12 Steps to Create an Effective Work from Home Policy
In today’s technologically advanced world, there’s a modern and flexible way of doing things. Many companies need a work from home policy to help with message apps, laptops, and WiFi from anywhere.
While people can work from anywhere, it’s important to realize that most people do their best work at the office. Therefore, it’s a good idea to have an employee work from home policy that focuses on collaboration, community, and all the rest.
Ideally, a hybrid workforce can complement the workplace experience. The key here is to use the right work from home policy guidelines to create the best infrastructure to support the home office and reduce pitfalls that happen when employees work outside the office.
What Is a Work from Home Policy?
A work from home policy is the agreement between the employee and employer that clearly defines the responsibilities and expectations of the employee who works from home. It can also define who can be part of the flexible working model, how to request those privileges, and the approval process involved.
Pros and Cons Working at Home
There are many advantages of a hybrid work model and letting employees work at home. With that said, though, you need to have an employee work from home policy set up so that everyone knows what’s expected of them.
Here are the reasons to consider a work from home policy for the company:
- Signals Trust — You’re building a bond with the employee
- Gives employees more personal time — They no longer have to commute
- Supports focused work — They’re more focused on work without other distractions
- Curtails absenteeism — They can still get a cold or the flu and work
Along with that, there are a few drawbacks, such as:
- Harder to establish boundaries — It can be hard for employees to turn off work and do other things
- Isolation — There’s no social interaction with other coworkers
- Eliminates spontaneous interaction with others — You aren’t going to run into anyone at the watercooler (or have one)
- Comes with various distractions — The employee may have kids and a spouse to deal with
Guide to Create a Work from Home Policy with Samples
The purpose of creating a work from home policy should be to limit risks and promote benefits. That way, you’re setting up the employees to be successful at home as they are at the office. Here is what the employee work from home policy should include:
1. Define Who Can Work from Home
Work from home policy guidelines should always start with who can work remotely. Some job functions might not be allowed at home. Decide who can work at home and who has to stay at the office. You should also focus on who has the right equipment at their homes already. For example, a standing desk and office ergonomic chair can make it much easier to work remotely.
2. Establish the Approval Process
The work from home policy should include the approval process. That way, employees know how to request these privileges, who approves their request, and how long it takes to get approval.
3. Set Work Hours
The employee work from home policy should state when employees should start working and finish. Flexibility plays a part here, so you may require them to work eight hours a day, but they can do it from early morning until midnight.
4. Provide Guidance for Time Management (Time Records)
Work from home policy guidelines state that hourly employees keep track of their hours worked and send that to the managers. Ensure that there is an accurate way to do that, such as through a preferred app or build a proper time management plan.
5. Create Availability and Attendance Standards
When drawing up your work from home policy sample, make sure to note when team members are to be available and how to contact them. That way, they aren’t wasting time trying to send texts, emails, and more.
6. Streamline Communication Options
Along with the availability standards, make sure that you focus on communication with employees. You can’t just walk to the person’s desk anymore. Audit current channels and designate when each one is used.

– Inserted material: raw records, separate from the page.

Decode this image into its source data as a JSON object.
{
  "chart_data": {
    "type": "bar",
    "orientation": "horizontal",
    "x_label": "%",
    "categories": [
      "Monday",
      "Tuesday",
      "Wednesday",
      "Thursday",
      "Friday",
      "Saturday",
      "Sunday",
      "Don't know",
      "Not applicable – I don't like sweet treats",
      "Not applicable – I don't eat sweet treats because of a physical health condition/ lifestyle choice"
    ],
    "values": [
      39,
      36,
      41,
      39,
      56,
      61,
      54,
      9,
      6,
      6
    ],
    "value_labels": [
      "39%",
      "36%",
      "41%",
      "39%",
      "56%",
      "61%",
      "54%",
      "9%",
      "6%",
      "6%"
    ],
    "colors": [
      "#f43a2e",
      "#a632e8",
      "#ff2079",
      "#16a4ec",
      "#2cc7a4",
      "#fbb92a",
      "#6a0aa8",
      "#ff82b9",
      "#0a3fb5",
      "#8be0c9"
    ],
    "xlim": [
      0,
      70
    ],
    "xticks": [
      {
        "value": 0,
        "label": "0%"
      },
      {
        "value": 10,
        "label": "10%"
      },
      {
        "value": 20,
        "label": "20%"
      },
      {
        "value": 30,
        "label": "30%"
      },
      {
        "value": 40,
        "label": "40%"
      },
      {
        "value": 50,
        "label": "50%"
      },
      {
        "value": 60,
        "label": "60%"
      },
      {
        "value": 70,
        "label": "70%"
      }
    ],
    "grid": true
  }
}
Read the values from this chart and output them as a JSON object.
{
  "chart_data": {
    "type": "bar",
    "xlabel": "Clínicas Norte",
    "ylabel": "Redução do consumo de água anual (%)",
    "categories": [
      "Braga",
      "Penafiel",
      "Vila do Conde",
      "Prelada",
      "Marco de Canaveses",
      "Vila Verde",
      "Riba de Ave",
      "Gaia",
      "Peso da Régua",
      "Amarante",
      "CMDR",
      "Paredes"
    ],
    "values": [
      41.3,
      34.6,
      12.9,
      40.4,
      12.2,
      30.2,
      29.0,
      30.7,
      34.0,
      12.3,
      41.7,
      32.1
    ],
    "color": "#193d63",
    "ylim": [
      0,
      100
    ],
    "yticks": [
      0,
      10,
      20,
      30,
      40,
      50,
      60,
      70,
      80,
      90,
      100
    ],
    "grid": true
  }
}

For example, the company intranet may be used to find HR resources and FAQs. Email is suitable for team-wide announcements and long communications. Slack can be used for any information communications and as a second touch for announcements.
7. Provide IT Support
Working remotely means that the employees are heavily relying on technology. It’s logistically harder to provide IT support remotely. Therefore, you need to have a ticket system and helpline when employees have to call about concerns.
8. Security Standards
Every employee work from home policy needs to talk about security. You may require each person to use a VPN (Virtual Private Network) to protect everyone. They should also stay away from public WiFi systems.
9. Continue Internal Meetings and Programs
Communication is crucial, so make sure that you send newsletters and updates frequently. You should also have weekly meetings, even if they must be virtual, you can use some communication essentials to help.
10. Establish a Dress Code
Make sure that the work from home policy includes the dress code. If the person is not going to be seen virtually or in person, they may wear whatever they want. However, if they interact with clients, customers, and other employees, they should wear something suitable and professional.
11. Record Receipt Acknowledgement
The work from home policy sample you create needs to have a way for the employee to acknowledge they have read and agree to it.
12. Gather Feedback and Improve
Get feedback from the work from home policy sample and see if there’s anything that should be added.
You don’t need a work from home policy sample to copy from in most cases. Just list the justification, who is allowed to work from home, and mention that they still have to do their job efficiently.
If you take each of the steps above and write out your employee work from home policy as you go, you’re going to finish in no time!